Making it functionally different in this manner would provide points that IS Lasers excel and points Clan Lasers excel. In this example IS lasers would lose less potential damage and deal more damage per tick when raked across a Light or if you targeted the CT and they twisted properly to spread the damage across multiple components. In this example Clan Lasers would do significantly more damage when held to a single component, either against a target that gives you the face time to core their CT or if you knew the enemy was going to twist so you aimed for the arm/ST to chew your way in with raw damage (or if they twisted too soon and had the majority of the burn on one component.)
By that same line bonus damage could be given to autocannons for hitting the same section repeatedly, either from pellet clusters or holding the burst fire Ultras on mark.
Notice how there isn't a talk about increasing the burn time or the like, rather mechanics that reward counterplay of your opponents defensive actions. A step down in base performance compared to IS tech with a leap forward in effectiveness for proper use.
Following a design path like this properly introduces Clan Tech as a sidegrade to baseline and not an upgrade from the baseline. This removes the need to use restrictions in the Omnimech system to balance out Clan vs IS tech and instead measures the effectiveness of one tech pool directly against the other. Succeeding in this opens the door to mixed tech and Clan Battlemechs without throwing the entire traipse act of game balance out the window.
Sounds like someone has a beef with you. Wonder what made him so salty?

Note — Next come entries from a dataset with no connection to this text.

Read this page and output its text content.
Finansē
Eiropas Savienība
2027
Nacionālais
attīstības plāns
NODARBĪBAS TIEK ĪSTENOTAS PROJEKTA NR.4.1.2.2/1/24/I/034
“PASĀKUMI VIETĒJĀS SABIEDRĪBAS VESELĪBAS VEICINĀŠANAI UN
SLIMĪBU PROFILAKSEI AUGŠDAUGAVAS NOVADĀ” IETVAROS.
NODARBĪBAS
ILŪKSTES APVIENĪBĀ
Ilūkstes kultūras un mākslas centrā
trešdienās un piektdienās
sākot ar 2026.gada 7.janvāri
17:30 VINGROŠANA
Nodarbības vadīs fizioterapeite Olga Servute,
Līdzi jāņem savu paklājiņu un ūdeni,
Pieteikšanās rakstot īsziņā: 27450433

(BTW, this debate has raged since the old street fighter days at least.... all the scrubs used Chun Li and Guile, end later Vega and MBison because they were the easiest to use and "git gud" with, fast. And generally considered the cheesiest and looked down on by the upper tier competitors. You go to the regionals and up, and you'd see the real pros playing Ken, primarily, but the occasional iconoclast who'd break the top tiers in Zangief, EHonda, etc.)
I still see this today, except gamers as a whole,. seem to gravitate to the path of least resistance, period, and the concept of high learning curve, high reward is either foreign or they feel it puts something unfairly out of reach. Sad. Back in the day, we either practiced til we could reach it, or accepted we weren't getting to the top of the mountain, instead of insisting all characters be metacheese like Chu Li or Guile, or they were "bad".
Different game, obviously, but the principle hasn't changed.